La messe de l’athée - Honoré de Balzac

La foi du porteur d’eau.
Note :

   Courte histoire mettant en scène les deux médecins balzaciens, Horace Bianchon et « l’illustre Desplein », un des plus grands chirurgiens de Paris mais aussi une des plus grands athées :
   
    Son athéisme pur et franc ressemblait à celui de beaucoup de savants, les meilleurs gens du monde, mais invinciblement athées, athées comme les gens religieux n’admettent pas qu’il puisse y avoir d’athées. (115)
   
   Balzac enfonce le clou par accumulations et explique l’athéisme de Desplein par sa profession tout en brossant de lui un portrait fait de contradictions. Proche ami de Bianchon qui fut son élève le plus doué, Desplein ne manque pas une occasion de se laisser aller à son athéisme et « sa verve voltairienne ». Jusqu’au jour où Bianchon surprend son ami entrant à Saint Sulpice et le voit s’y agenouiller devant une chapelle de la vierge. Auparavant, Balzac aura pris soin de suivre Desplein dans son travail et ses « œuvres » en faveur des porteurs d’eau auvergnats.

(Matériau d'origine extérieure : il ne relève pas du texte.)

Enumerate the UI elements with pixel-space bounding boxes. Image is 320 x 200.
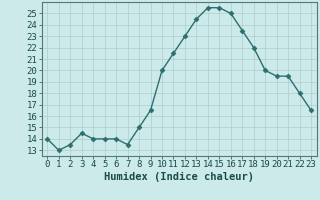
X-axis label: Humidex (Indice chaleur): Humidex (Indice chaleur)	[104, 172, 254, 182]
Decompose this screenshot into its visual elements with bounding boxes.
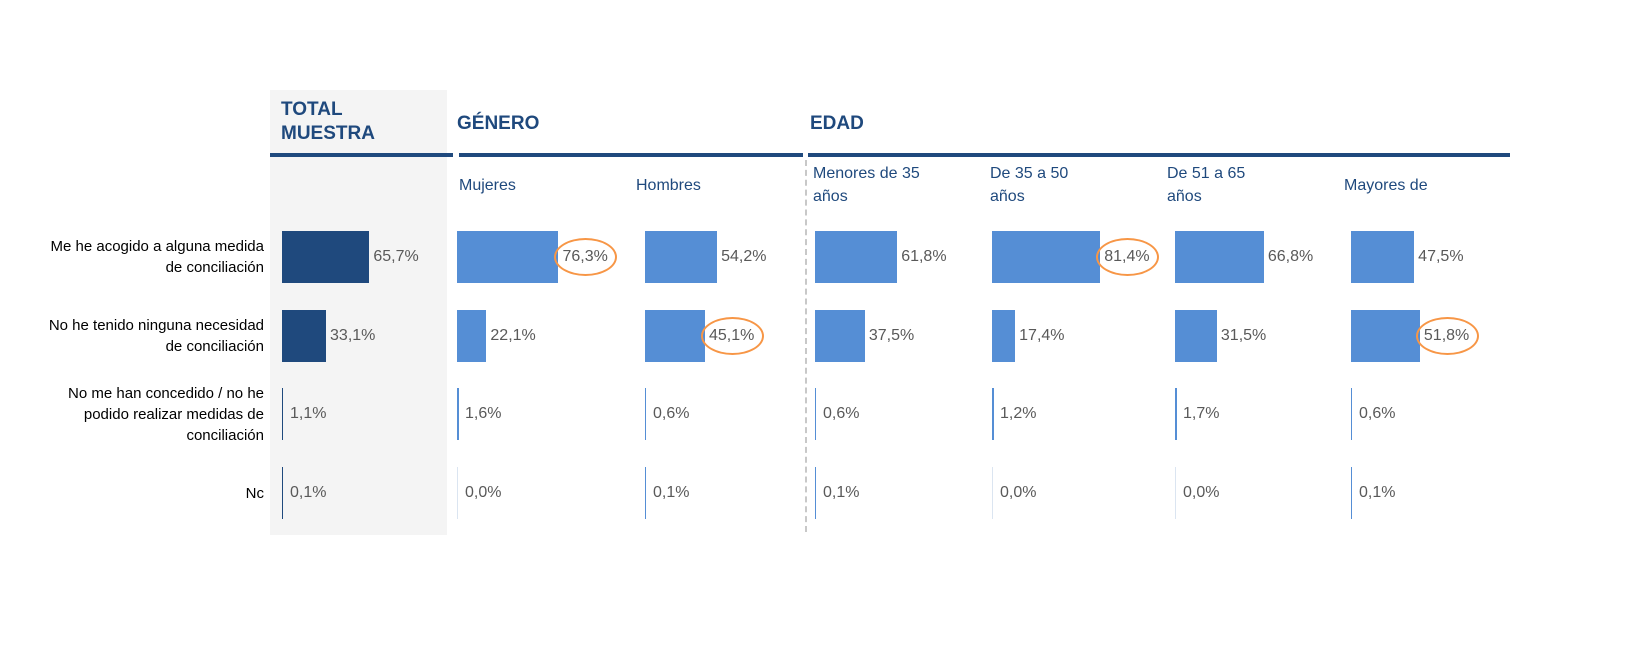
baseline xyxy=(282,467,283,519)
value-label: 33,1% xyxy=(330,327,376,344)
value-label: 0,0% xyxy=(1183,484,1220,501)
value-label: 0,6% xyxy=(823,405,860,422)
bar xyxy=(815,310,865,362)
baseline xyxy=(645,467,646,519)
value-label: 47,5% xyxy=(1418,248,1464,265)
value-label: 0,1% xyxy=(653,484,690,501)
panel-rule xyxy=(459,153,803,157)
value-label: 54,2% xyxy=(721,248,767,265)
value-label: 17,4% xyxy=(1019,327,1065,344)
panel-title: EDAD xyxy=(810,113,864,134)
value-label: 1,1% xyxy=(290,405,327,422)
bar xyxy=(282,388,284,440)
bar xyxy=(645,231,718,283)
series-name: Menores de 35 años xyxy=(813,165,920,205)
bar xyxy=(1351,231,1415,283)
panel-rule xyxy=(270,153,453,157)
highlight-circle xyxy=(554,238,618,276)
value-label: 0,6% xyxy=(653,405,690,422)
series-name: Mayores de xyxy=(1344,177,1428,194)
bar xyxy=(282,231,370,283)
series-name: De 35 a 50 años xyxy=(990,165,1069,205)
highlight-circle xyxy=(700,317,764,355)
value-label: 0,1% xyxy=(290,484,327,501)
value-label: 66,8% xyxy=(1267,248,1314,265)
bar xyxy=(1175,231,1264,283)
value-label: 0,0% xyxy=(465,484,502,501)
value-label: 0,6% xyxy=(1359,405,1396,422)
value-label: 37,5% xyxy=(868,327,915,344)
bar xyxy=(1175,310,1217,362)
bar xyxy=(992,388,994,440)
series-name: De 51 a 65 años xyxy=(1167,165,1246,205)
value-label: 0,0% xyxy=(1000,484,1037,501)
bar xyxy=(992,310,1016,362)
panel-title: TOTAL MUESTRA xyxy=(281,99,375,144)
value-label: 1,7% xyxy=(1183,405,1220,422)
bar xyxy=(457,310,487,362)
baseline xyxy=(1175,467,1176,519)
bar xyxy=(1351,388,1352,440)
bar xyxy=(992,231,1101,283)
bar xyxy=(1175,388,1178,440)
panel-title: GÉNERO xyxy=(457,113,540,134)
row-label: No he tenido ninguna necesidad de concil… xyxy=(48,317,264,355)
baseline xyxy=(992,467,993,519)
value-label: 61,8% xyxy=(901,248,947,265)
highlight-circle xyxy=(1415,317,1479,355)
value-label: 1,2% xyxy=(1000,405,1037,422)
bar xyxy=(457,231,559,283)
row-label: Me he acogido a alguna medida de concili… xyxy=(50,238,265,276)
value-label: 65,7% xyxy=(373,248,419,265)
baseline xyxy=(815,467,816,519)
bar xyxy=(1351,310,1420,362)
series-name: Mujeres xyxy=(459,177,516,194)
baseline xyxy=(457,467,458,519)
bar xyxy=(815,231,898,283)
series-name: Hombres xyxy=(636,177,701,194)
row-label: Nc xyxy=(245,484,264,502)
value-label: 0,1% xyxy=(823,484,860,501)
bar xyxy=(645,388,646,440)
bar xyxy=(457,388,460,440)
panel-rule xyxy=(808,153,1510,157)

   L’histoire de Desplein, mise en abyme assez courante chez l’auteur, sera le mot de la fin de cette ténébreuse affaire.
   
   Prenant ces deux personnages comme prétexte, Balzac, se plaçant d’emblée comme croyant, se pose la question de l’athéisme et en offrant un personnage « excentrique » pour illustrer son propos, fait oeuvre de philosophe et nous dévoile la lutte entre science et conscience, s’interroge sur la foi, la charité, la religion et surtout sur le dévouement aveugle, cette foi du charbonnier incarné par le porter d’eau de Desplein.
   
   Comme toujours, le romancier emmène son lecteur dans un tourbillon de descriptions de caractères, essayant de tout justifier hormis le dévouement d’un homme pour un autre, allégorie de la foi aveugle des chrétiens.